Title: Computational Insights into Crystal Growth and Morphology Predictions
Crystal morphology prediction tools have drawn scientific and industrial interest due to the close connection between morphology and crystal properties and performance. Existing multiscale models consider the behavior of growth units at the microscale to inform macroscale predictions, and are continually improving. Such tools aid in narrowing the design space to reduce experimental costs and inform rational process development. This work seeks to improve the understanding of underlying crystal growth mechanisms and enable the development of more robust multiscale models via computational techniques.

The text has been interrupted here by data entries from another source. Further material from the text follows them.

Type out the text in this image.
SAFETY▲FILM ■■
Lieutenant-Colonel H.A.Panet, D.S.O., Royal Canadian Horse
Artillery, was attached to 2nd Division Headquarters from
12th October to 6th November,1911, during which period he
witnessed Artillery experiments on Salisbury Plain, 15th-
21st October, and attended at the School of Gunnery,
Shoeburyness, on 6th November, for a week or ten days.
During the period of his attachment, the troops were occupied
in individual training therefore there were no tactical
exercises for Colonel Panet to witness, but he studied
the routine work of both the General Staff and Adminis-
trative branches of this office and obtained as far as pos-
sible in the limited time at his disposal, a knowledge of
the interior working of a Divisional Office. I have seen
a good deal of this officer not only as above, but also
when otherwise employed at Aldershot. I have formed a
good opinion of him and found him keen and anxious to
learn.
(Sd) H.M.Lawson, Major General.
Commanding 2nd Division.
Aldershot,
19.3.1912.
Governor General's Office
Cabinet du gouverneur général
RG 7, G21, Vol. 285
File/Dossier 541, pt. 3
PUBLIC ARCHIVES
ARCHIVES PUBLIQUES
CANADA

Crystal growth is often governed by layered growth mechanisms at the surface. Simulation methodologies are instrumental in modeling surface rare events and provide a route toward calculating relevant parameters such as crystal face growth rates. In particular, we highlight the utility of kinetic Monte Carlo (kMC) simulation methods in this field to accurately model crystal surface dynamics and provide in silico morphology predictions. We consider cases of molecules both with centrosymmetric and noncentrosymmetric growth units and provide various morphology predictions in good agreement with experimental data. We also study impurity-mediated crystal growth systems and develop models to quantify the effect of impurities on crystal growth and on polymorphism. These studies offer computationally driven insights to elucidate mechanistic model expressions appropriate for a more extensive array of crystal systems.